Before the Automatic Car Wash Association, 
ACWA for short, was taken over 
by R. R. (Gus) Trantham, doing my father 
out of a shot at the presidency, 

the logo for the association featured 
Neptune with a Trident, long hair 
dripping, as though risen from the sea, 
while in his palm, a Ford Fairlane gleamed.

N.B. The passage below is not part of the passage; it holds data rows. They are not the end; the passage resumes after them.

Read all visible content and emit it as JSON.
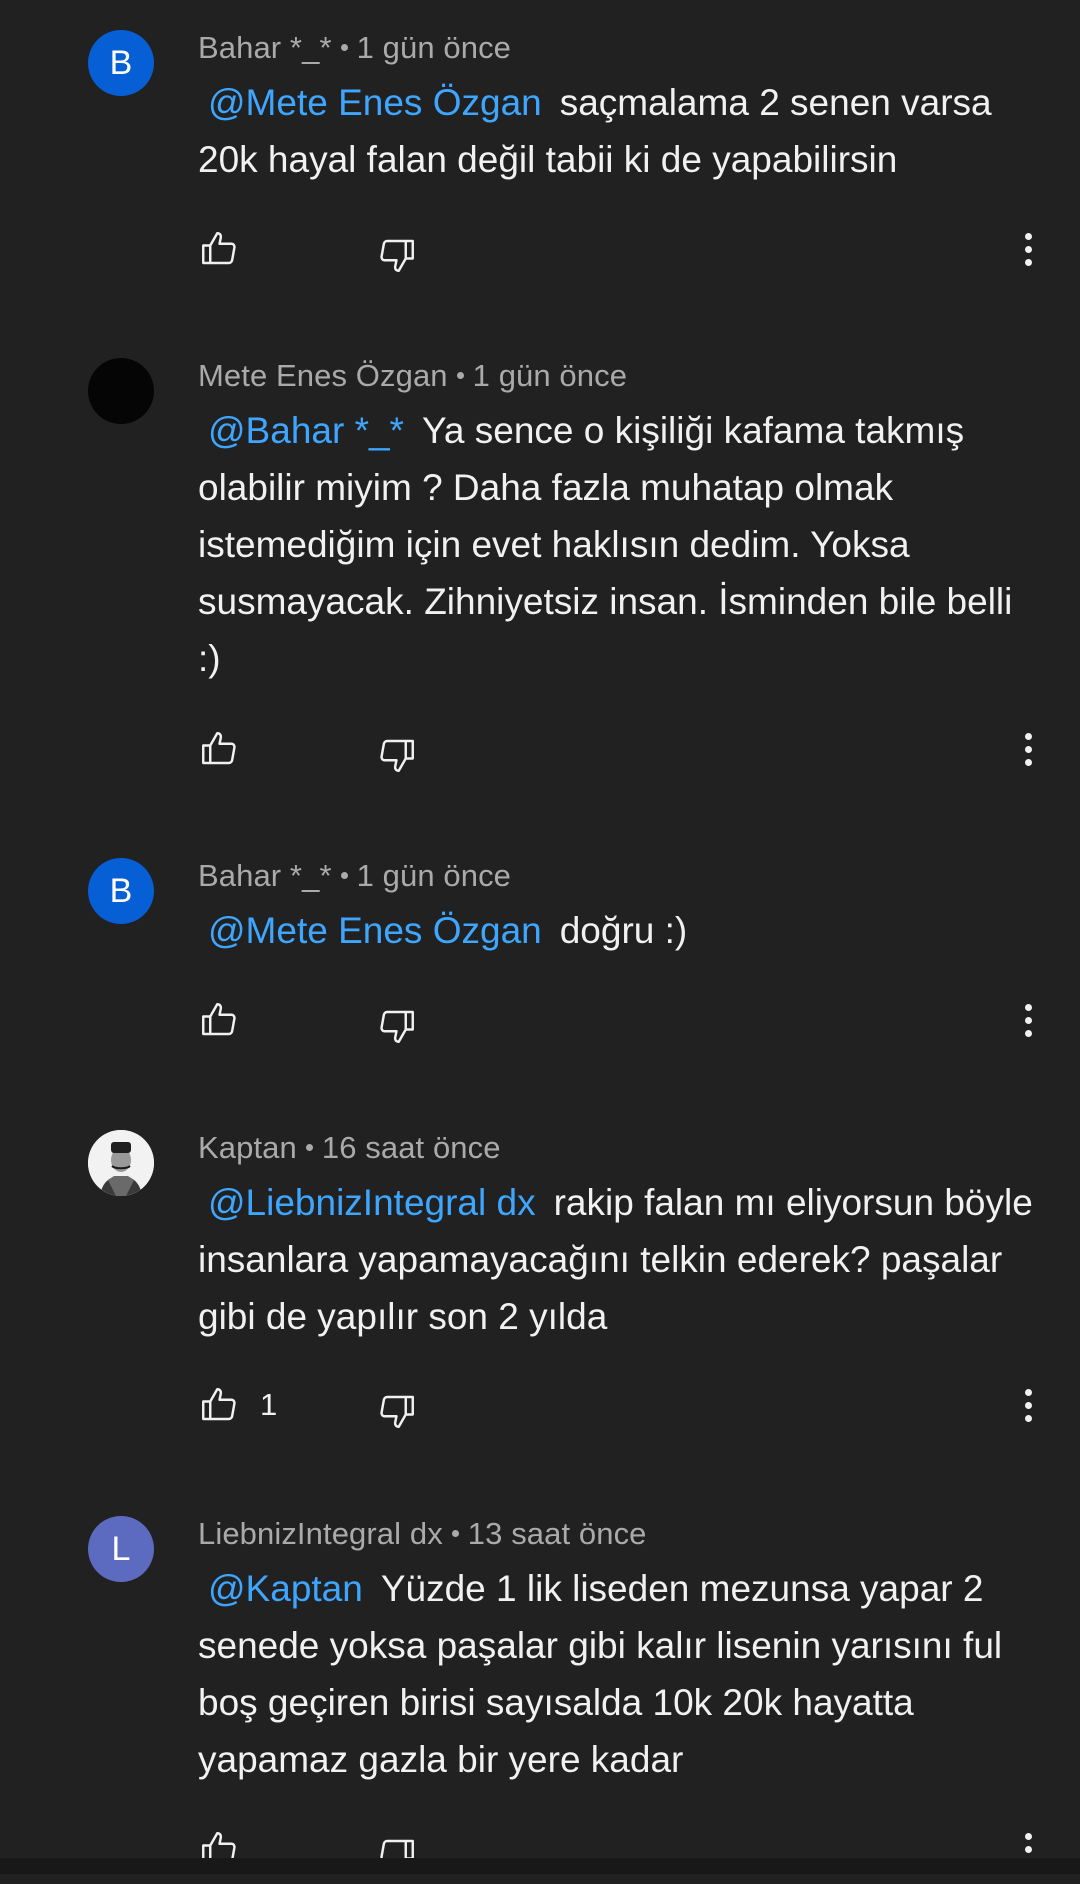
{
  "comments": [
    {
      "avatar_letter": "B",
      "avatar_color": "#065fd4",
      "author": "Bahar *_*",
      "time": "1 gün önce",
      "mention": "@Mete Enes Özgan",
      "text": "saçmalama 2 senen varsa 20k hayal falan değil tabii ki de yapabilirsin",
      "likes": ""
    },
    {
      "avatar_letter": "",
      "avatar_color": "#050505",
      "author": "Mete Enes Özgan",
      "time": "1 gün önce",
      "mention": "@Bahar *_*",
      "text": "Ya sence o kişiliği kafama takmış olabilir miyim ? Daha fazla muhatap olmak istemediğim için evet haklısın dedim. Yoksa susmayacak. Zihniyetsiz insan. İsminden bile belli :)",
      "likes": ""
    },
    {
      "avatar_letter": "B",
      "avatar_color": "#065fd4",
      "author": "Bahar *_*",
      "time": "1 gün önce",
      "mention": "@Mete Enes Özgan",
      "text": "doğru :)",
      "likes": ""
    },
    {
      "avatar_letter": "",
      "avatar_color": "#e8e8e8",
      "author": "Kaptan",
      "time": "16 saat önce",
      "mention": "@LiebnizIntegral dx",
      "text": "rakip falan mı eliyorsun böyle insanlara yapamayacağını telkin ederek? paşalar gibi de yapılır son 2 yılda",
      "likes": "1"
    },
    {
      "avatar_letter": "L",
      "avatar_color": "#5c6bc0",
      "author": "LiebnizIntegral dx",
      "time": "13 saat önce",
      "mention": "@Kaptan",
      "text": "Yüzde 1 lik liseden mezunsa yapar 2 senede yoksa paşalar gibi kalır lisenin yarısını ful boş geçiren birisi sayısalda 10k 20k hayatta yapamaz gazla bir yere kadar",
      "likes": ""
    }
  ],
  "icons": {
    "like": "thumb-up-icon",
    "dislike": "thumb-down-icon",
    "more": "more-vert-icon"
  },
  "colors": {
    "background": "#212121",
    "mention": "#3ea6ff",
    "meta": "#aaaaaa",
    "text": "#f1f1f1"
  }
}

Arthur Russell is the winner of the 2023 Rattle Chapbook Prize, as well as the 2023 Fractured Lit Flash Fiction Prize, the second-place winner of the 2021 Allen Ginsberg Prize, and of Brooklyn Poet’s Poem of the Year for 2015, and he was the runner up for the same prize in 2021. He has received fellowships from Syracuse University’s creative writing program and the Provincetown Fine Arts Work Center. His poems and stories have appeared in Copper Nickel and Glimmer Train among many other publications. He is one of the directors of the Red Wheelbarrow Poets of Rutherford, New Jersey where he co-leads their weekly workshops, co- hosts their monthly reading series and co-edits their annual journal.